# Chicken Tetrazzini



## Traveler (Sep 23, 2018)

Recipe: CHICKEN TETRAZZINI

3/4 lb. chicken breasts, boneless, skinless, cubed
1/4 lb  ham steak, cubed
3 tblsp butter
2 cups crimini mushrooms, sliced
2 lg clove garlic, minced
2 can cream of mushroom soup
2 cups milk 
1/2  cup cream
1/4 tsp ground white pepper
salt to taste
3 oz Amontillado Sherry
--------------------------------------------------------------------
grated mozzarella cheese
spaghetti pasta

1.)  melt 1 TBLSP butter in saute pan
2.) Add sliced muchrooms, saute until wilted and mushrooms have given up their juices. Set aside
3.) Melt 2 TBLSP butter in lg wide saute/frying pan.
4.) Add chicken cubes, saute until well done
5.) Add ham cubes and minced garlic to chicken 
6.) Add 2 can mushroom soup and 1 cup milk. stir well.
7.) Add sauted mushrooms and cream
8.) Add white pepper and sherry. Simmer 12 minutes. Set aside while cooking spaghetti pasta.
9.) When pasta is al dente, remove and drain well.
10.) Place individual portions of pasta in medium size serving boats.
11.) laddle chicken and sauce over pasta. being sure to add a little extra sauce.
12.) Generously sprinkle mozzarella over chicken and pasta.
13.) Run under broiler until cheese melts and turns a light golden brown.

Serve immediately.


----------



## Kayelle (Sep 23, 2018)

Thanks for this recipe and I know we will love it. I'll be cutting it in half for the two of us and I love using my pretty individual casseroles for something like this.
I'm all set with the Amontillado Sherry.
Thanks again for sharing, Traveler.


----------



## Whiskadoodle (Sep 23, 2018)

Adding a little ham to the recipe makes this dish sound really good.


----------



## Cheryl J (Sep 23, 2018)

Thanks, Traveler.  Since Thanksgiving is coming up soon, I'm saving this to hopefully sub turkey leftovers for the chicken.  Sounds really good!


----------



## Traveler (Sep 23, 2018)

Whiskadoodle said:


> Adding a little ham to the recipe makes this dish sound really good.

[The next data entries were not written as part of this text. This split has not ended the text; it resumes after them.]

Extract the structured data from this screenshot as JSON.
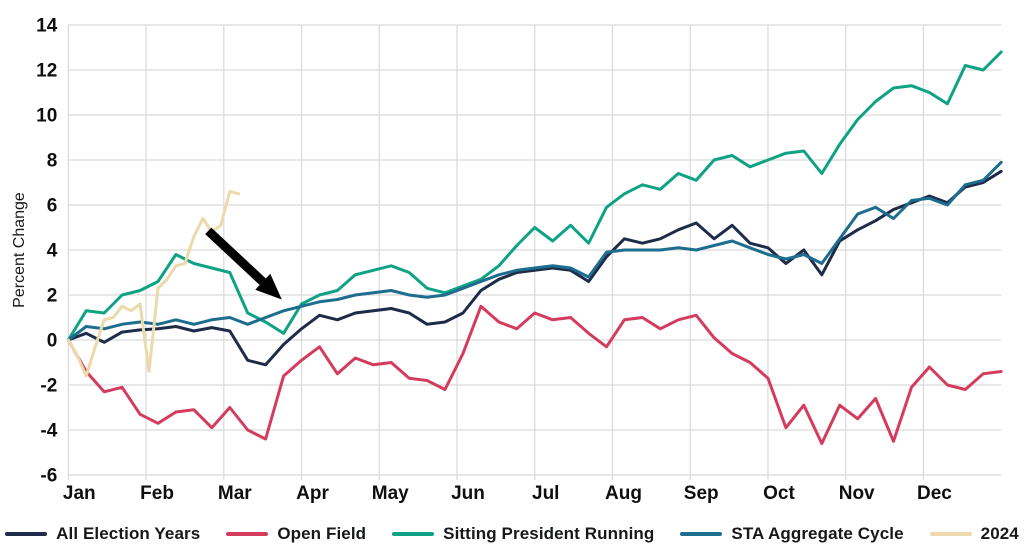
{
  "chart_data": {
    "type": "line",
    "title": "",
    "ylabel": "Percent Change",
    "xlabel": "",
    "x_tick_labels": [
      "Jan",
      "Feb",
      "Mar",
      "Apr",
      "May",
      "Jun",
      "Jul",
      "Aug",
      "Sep",
      "Oct",
      "Nov",
      "Dec"
    ],
    "y_ticks": [
      14,
      12,
      10,
      8,
      6,
      4,
      2,
      0,
      -2,
      -4,
      -6
    ],
    "ylim": [
      -6,
      14
    ],
    "x_unit": "weeks_of_year",
    "x_range_weeks": [
      0,
      52
    ],
    "grid": true,
    "grid_color": "#d9d9d9",
    "text_color": "#0f0f0f",
    "axis_label_color": "#1a1a1a",
    "legend_position": "bottom",
    "series": [
      {
        "name": "All Election Years",
        "color": "#1e2b49",
        "values": [
          0,
          0.3,
          -0.1,
          0.35,
          0.45,
          0.5,
          0.6,
          0.4,
          0.55,
          0.4,
          -0.9,
          -1.1,
          -0.2,
          0.5,
          1.1,
          0.9,
          1.2,
          1.3,
          1.4,
          1.2,
          0.7,
          0.8,
          1.2,
          2.2,
          2.7,
          3.0,
          3.1,
          3.2,
          3.1,
          2.6,
          3.7,
          4.5,
          4.3,
          4.5,
          4.9,
          5.2,
          4.5,
          5.1,
          4.3,
          4.1,
          3.4,
          4.0,
          2.9,
          4.4,
          4.9,
          5.3,
          5.8,
          6.1,
          6.4,
          6.1,
          6.8,
          7.0,
          7.5
        ]
      },
      {
        "name": "Open Field",
        "color": "#d43c5e",
        "values": [
          0,
          -1.4,
          -2.3,
          -2.1,
          -3.3,
          -3.7,
          -3.2,
          -3.1,
          -3.9,
          -3.0,
          -4.0,
          -4.4,
          -1.6,
          -0.9,
          -0.3,
          -1.5,
          -0.8,
          -1.1,
          -1.0,
          -1.7,
          -1.8,
          -2.2,
          -0.6,
          1.5,
          0.8,
          0.5,
          1.2,
          0.9,
          1.0,
          0.3,
          -0.3,
          0.9,
          1.0,
          0.5,
          0.9,
          1.1,
          0.1,
          -0.6,
          -1.0,
          -1.7,
          -3.9,
          -2.9,
          -4.6,
          -2.9,
          -3.5,
          -2.6,
          -4.5,
          -2.1,
          -1.2,
          -2.0,
          -2.2,
          -1.5,
          -1.4
        ]
      },
      {
        "name": "Sitting President Running",
        "color": "#0fa284",
        "values": [
          0,
          1.3,
          1.2,
          2.0,
          2.2,
          2.6,
          3.8,
          3.4,
          3.2,
          3.0,
          1.2,
          0.8,
          0.3,
          1.6,
          2.0,
          2.2,
          2.9,
          3.1,
          3.3,
          3.0,
          2.3,
          2.1,
          2.4,
          2.7,
          3.3,
          4.2,
          5.0,
          4.4,
          5.1,
          4.3,
          5.9,
          6.5,
          6.9,
          6.7,
          7.4,
          7.1,
          8.0,
          8.2,
          7.7,
          8.0,
          8.3,
          8.4,
          7.4,
          8.7,
          9.8,
          10.6,
          11.2,
          11.3,
          11.0,
          10.5,
          12.2,
          12.0,
          12.8
        ]
      },
      {
        "name": "STA Aggregate Cycle",
        "color": "#1d6d8e",
        "values": [
          0,
          0.6,
          0.5,
          0.7,
          0.8,
          0.7,
          0.9,
          0.7,
          0.9,
          1.0,
          0.7,
          1.0,
          1.3,
          1.5,
          1.7,
          1.8,
          2.0,
          2.1,
          2.2,
          2.0,
          1.9,
          2.0,
          2.3,
          2.6,
          2.9,
          3.1,
          3.2,
          3.3,
          3.2,
          2.8,
          3.9,
          4.0,
          4.0,
          4.0,
          4.1,
          4.0,
          4.2,
          4.4,
          4.1,
          3.8,
          3.6,
          3.8,
          3.4,
          4.5,
          5.6,
          5.9,
          5.4,
          6.2,
          6.3,
          6.0,
          6.9,
          7.1,
          7.9
        ]
      },
      {
        "name": "2024",
        "color": "#ecd9ac",
        "x_weeks": [
          0,
          0.5,
          1,
          1.5,
          2,
          2.5,
          3,
          3.5,
          4,
          4.5,
          5,
          5.5,
          6,
          6.5,
          7,
          7.5,
          8,
          8.5,
          9,
          9.5
        ],
        "values": [
          0,
          -0.7,
          -1.6,
          -0.3,
          0.9,
          1.0,
          1.5,
          1.3,
          1.6,
          -1.4,
          2.3,
          2.7,
          3.3,
          3.4,
          4.6,
          5.4,
          4.8,
          5.1,
          6.6,
          6.5
        ]
      }
    ],
    "annotation": {
      "type": "arrow",
      "color": "#000000",
      "from": {
        "week": 7.8,
        "value": 4.85
      },
      "to": {
        "week": 11.9,
        "value": 1.8
      }
    }
  }
}
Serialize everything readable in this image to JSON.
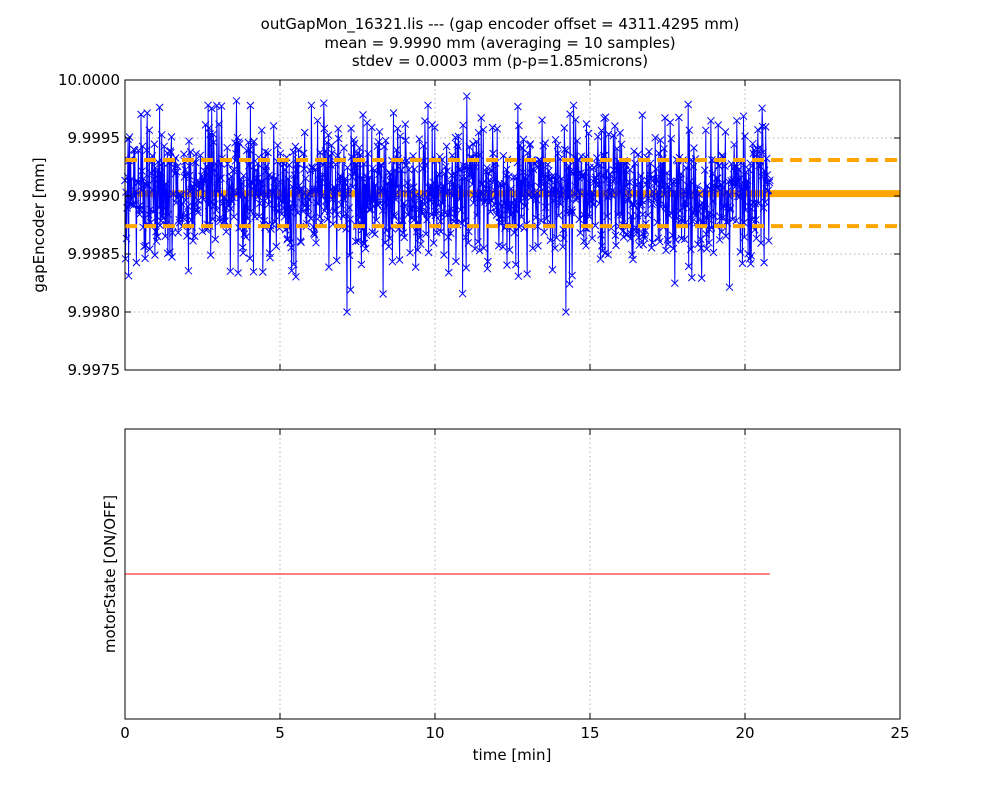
{
  "title": {
    "line1": "outGapMon_16321.lis --- (gap encoder offset = 4311.4295 mm)",
    "line2": "mean = 9.9990 mm (averaging = 10 samples)",
    "line3": "stdev = 0.0003 mm (p-p=1.85microns)"
  },
  "chart_data": [
    {
      "type": "line",
      "ylabel": "gapEncoder [mm]",
      "xlim": [
        0,
        25
      ],
      "ylim": [
        9.9975,
        10.0
      ],
      "x_ticks": [
        0,
        5,
        10,
        15,
        20,
        25
      ],
      "y_ticks": [
        9.9975,
        9.998,
        9.9985,
        9.999,
        9.9995,
        10.0
      ],
      "y_tick_labels": [
        "9.9975",
        "9.9980",
        "9.9985",
        "9.9990",
        "9.9995",
        "10.0000"
      ],
      "grid": true,
      "series": [
        {
          "color": "#0000ff",
          "marker": "x",
          "x_range": [
            0,
            20.8
          ],
          "mean": 9.99902,
          "stdev": 0.0003,
          "min": 9.998,
          "max": 9.99986
        }
      ],
      "reference_lines": [
        {
          "y": 9.99902,
          "style": "solid",
          "color": "#ffa500"
        },
        {
          "y": 9.99931,
          "style": "dashed",
          "color": "#ffa500"
        },
        {
          "y": 9.99874,
          "style": "dashed",
          "color": "#ffa500"
        }
      ]
    },
    {
      "type": "line",
      "xlabel": "time [min]",
      "ylabel": "motorState [ON/OFF]",
      "xlim": [
        0,
        25
      ],
      "x_ticks": [
        0,
        5,
        10,
        15,
        20,
        25
      ],
      "grid": true,
      "series": [
        {
          "color": "#ff0000",
          "x": [
            0,
            20.8
          ],
          "y": [
            0,
            0
          ]
        }
      ]
    }
  ]
}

I happen to use "Cook's" brand ham steak. I cut some of it up into chunks 

1/2 X 1/2 X 1/2 inch. Any smaller and it gets lost in the sauce.


----------



## Mad Cook (Sep 24, 2018)

Traveler said:


> Recipe: CHICKEN TETRAZZINI
> 
> 3/4 lb. chicken breasts, boneless, skinless, cubed
> 1/4 lb  ham steak, cubed
> ...


 Wow! There's a blast from the past! I haven't had Tetrazzini since a wine bar which was in the village around 30 years ago. It was my favourite. 

Definitely going to have a go at this.


----------



## buckytom (Sep 24, 2018)

I'm sorry to have to say it, but tettrazini anything makes my skin crawl. Too many bad backpacking dinners of it.

Having said that, if that's all that was available, one please.
17 extra sherrys as well.


----------



## Traveler (Sep 25, 2018)

buckytom said:


> I'm sorry to have to say it, but tettrazini anything makes my skin crawl. Too many bad backpacking dinners of it.
> 
> Having said that, if that's all that was available, one please.
> 17 extra sherrys as well.



Well, my goodness. What do you expect from a dehydrated backpacking "dinner" ?


----------



## Chief Longwind Of The North (Sep 26, 2018)

I' m not supposed to use canned soups anymore do to kidney issues.  But, a homemade mushroom soup, using cream and water, diced button, and crimini mushrooms, and some wild shaggy meins, if avaialble, would make a fantastic tetrazini.  I might add just a little Trinidad Maruga Skorpion pepper to it as well.  Of course, again due to kidney issues, I'd have to leave out the ham.  This sounds like something I could make easy enough.  Thanks for the inspiration.

Seeeeeya; Chief Longwind of the North


----------



## GotGarlic (Sep 26, 2018)

Chief, the chicken tetrazzini I've had and made had no ham or pork products at all. I don't think you'll miss it. It's still a very tasty dish.


----------



## Traveler (Sep 26, 2018)

GotGarlic said:


> Chief, the chicken tetrazzini I've had and made had no ham or pork products at all. I don't think you'll miss it. It's still a very tasty dish.



Nor are you likely to ever find any with ham, I invented that addition.


----------



## GotGarlic (Sep 27, 2018)

Traveler said:


> Nor are you likely to ever find any with ham, I invented that addition.


Ah, well, there you go [emoji2]


----------